Smaller vendors, unable to navigate Google’s rigorous permission assessments or pay for dedicated Android Enterprise support, face an uneven playing field, reinforcing concerns of “Big Tech gatekeeping.”

Expert Opinions and Antitrust Considerations

Mark Cox, a cybersecurity researcher at NCC Group, argues that “These policies could raise antitrust red flags, especially in the EU under the Digital Markets Act. If Google restricts rivals’ abilities to deliver core functionalities on Android, it crosses into anti-competitive territory.”

Nextcloud has already filed complaints against Microsoft’s bundling of Teams and OneDrive in 2021, and is lodging similar concerns with EU regulators about Google’s Play Store policies.

Workarounds and F-Droid Side-loading

Users can bypass Google Play constraints by installing Nextcloud’s client from F-Droid, the open-source Android app repository. When side-loaded with the MANAGE_EXTERNAL_STORAGE permission granted via adb or custom ROMs, the app regains full sync capabilities. However, this approach excludes non-technical users and voids Google Play updates.
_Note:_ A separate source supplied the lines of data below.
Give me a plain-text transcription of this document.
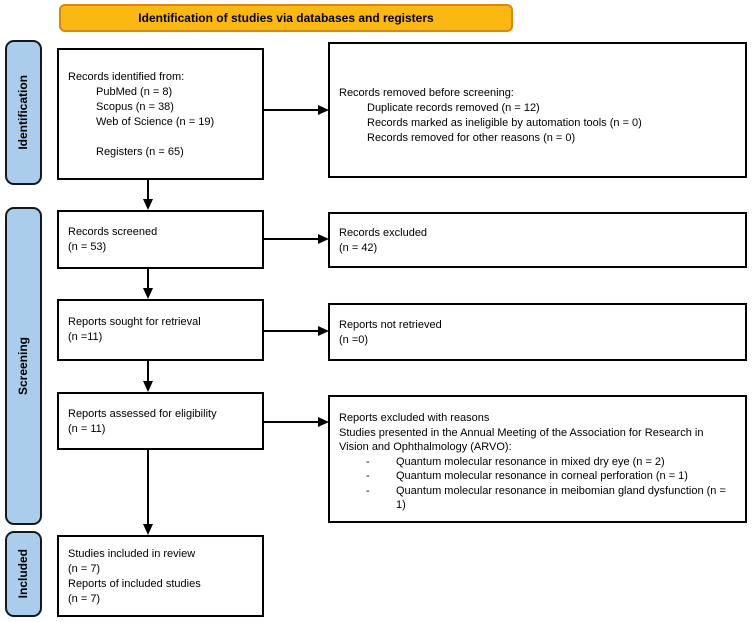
Identification of studies via databases and registers
Identification
Screening
Included
Records identified from:
PubMed (n = 8)
Scopus (n = 38)
Web of Science (n = 19)
Registers (n = 65)
Records removed before screening:
Duplicate records removed (n = 12)
Records marked as ineligible by automation tools (n = 0)
Records removed for other reasons (n = 0)
Records screened
(n = 53)
Records excluded
(n = 42)
Reports sought for retrieval
(n =11)
Reports not retrieved
(n =0)
Reports assessed for eligibility
(n = 11)
Reports excluded with reasons
Studies presented in the Annual Meeting of the Association for Research in Vision and Ophthalmology (ARVO):
-	Quantum molecular resonance in mixed dry eye (n = 2)
-	Quantum molecular resonance in corneal perforation (n = 1)
-	Quantum molecular resonance in meibomian gland dysfunction (n = 1)
Studies included in review
(n = 7)
Reports of included studies
(n = 7)
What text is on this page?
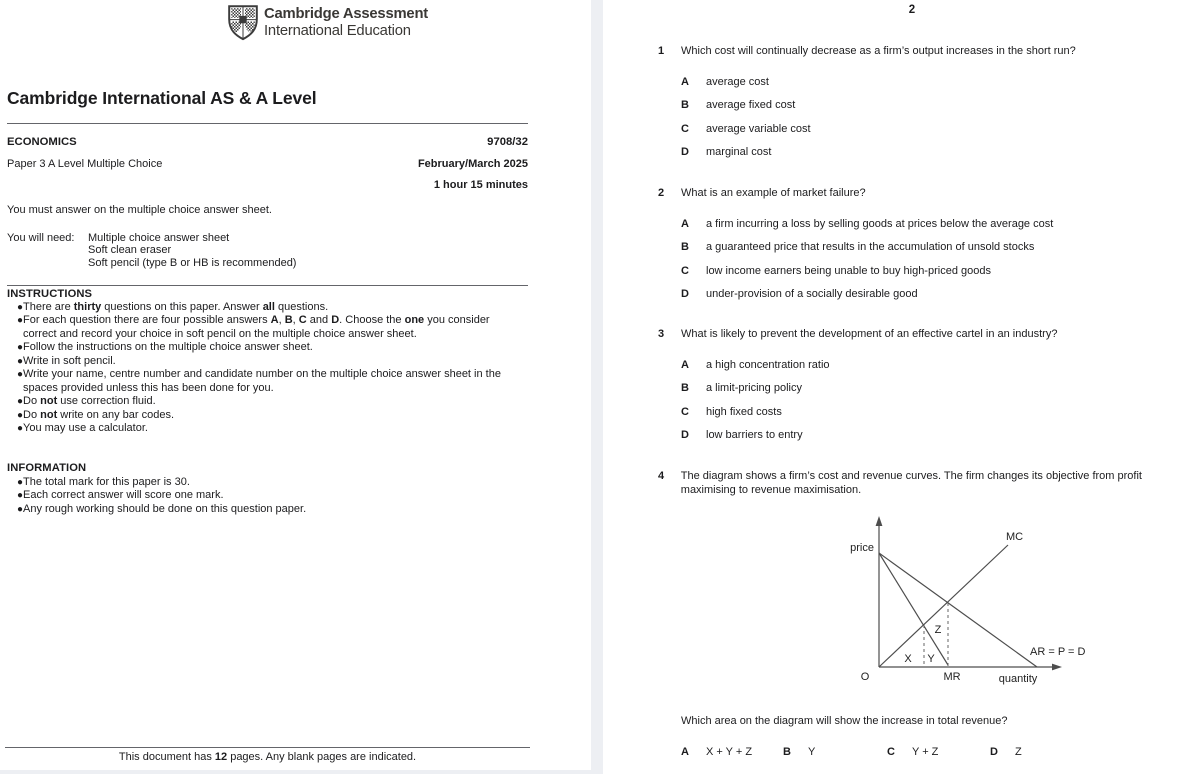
Cambridge Assessment
International Education
Cambridge International AS & A Level
ECONOMICS	9708/32
Paper 3 A Level Multiple Choice	February/March 2025
1 hour 15 minutes

You must answer on the multiple choice answer sheet.

You will need:	Multiple choice answer sheet
Soft clean eraser
Soft pencil (type B or HB is recommended)
INSTRUCTIONS
● There are thirty questions on this paper. Answer all questions.

● For each question there are four possible answers A, B, C and D. Choose the one you consider correct and record your choice in soft pencil on the multiple choice answer sheet.

● Follow the instructions on the multiple choice answer sheet.

● Write in soft pencil.

● Write your name, centre number and candidate number on the multiple choice answer sheet in the spaces provided unless this has been done for you.

● Do not use correction fluid.

● Do not write on any bar codes.

● You may use a calculator.

INFORMATION
● The total mark for this paper is 30.

● Each correct answer will score one mark.

● Any rough working should be done on this question paper.

This document has 12 pages. Any blank pages are indicated.

2
1	Which cost will continually decrease as a firm’s output increases in the short run?

A	average cost
B	average fixed cost
C	average variable cost
D	marginal cost
2	What is an example of market failure?

A	a firm incurring a loss by selling goods at prices below the average cost
B	a guaranteed price that results in the accumulation of unsold stocks
C	low income earners being unable to buy high-priced goods
D	under-provision of a socially desirable good
3	What is likely to prevent the development of an effective cartel in an industry?

A	a high concentration ratio
B	a limit-pricing policy
C	high fixed costs
D	low barriers to entry
4	The diagram shows a firm’s cost and revenue curves. The firm changes its objective from profit maximising to revenue maximisation.

price
quantity
O
MC
MR
AR = P = D
X Y
Z

Which area on the diagram will show the increase in total revenue?

A	X + Y + Z	B	Y	C	Y + Z	D	Z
Future-Proofing Through Community and Standards

Nextcloud is exploring alternative synchronization protocols, such as implementing delta sync over WebDAV and GraphQL, to work within SAF’s boundaries. The community-driven Syncthing project continues to thrive with LAN-based peer-to-peer sync, sidestepping Play Store restrictions entirely.

Open source advocates are calling for standardized federated file APIs in Android—akin to Matrix for messaging—to provide secure, user-approved file access without compromising platform integrity.

Conclusion: Balancing Security and Openness

Google’s tightened storage model underscores an essential tension: protecting user privacy and security versus preserving platform openness. For Nextcloud and other file-centric apps, the battleground is clear. As Android evolves, developers, regulators, and users must collaborate to ensure that sandboxing doesn’t become strangulation.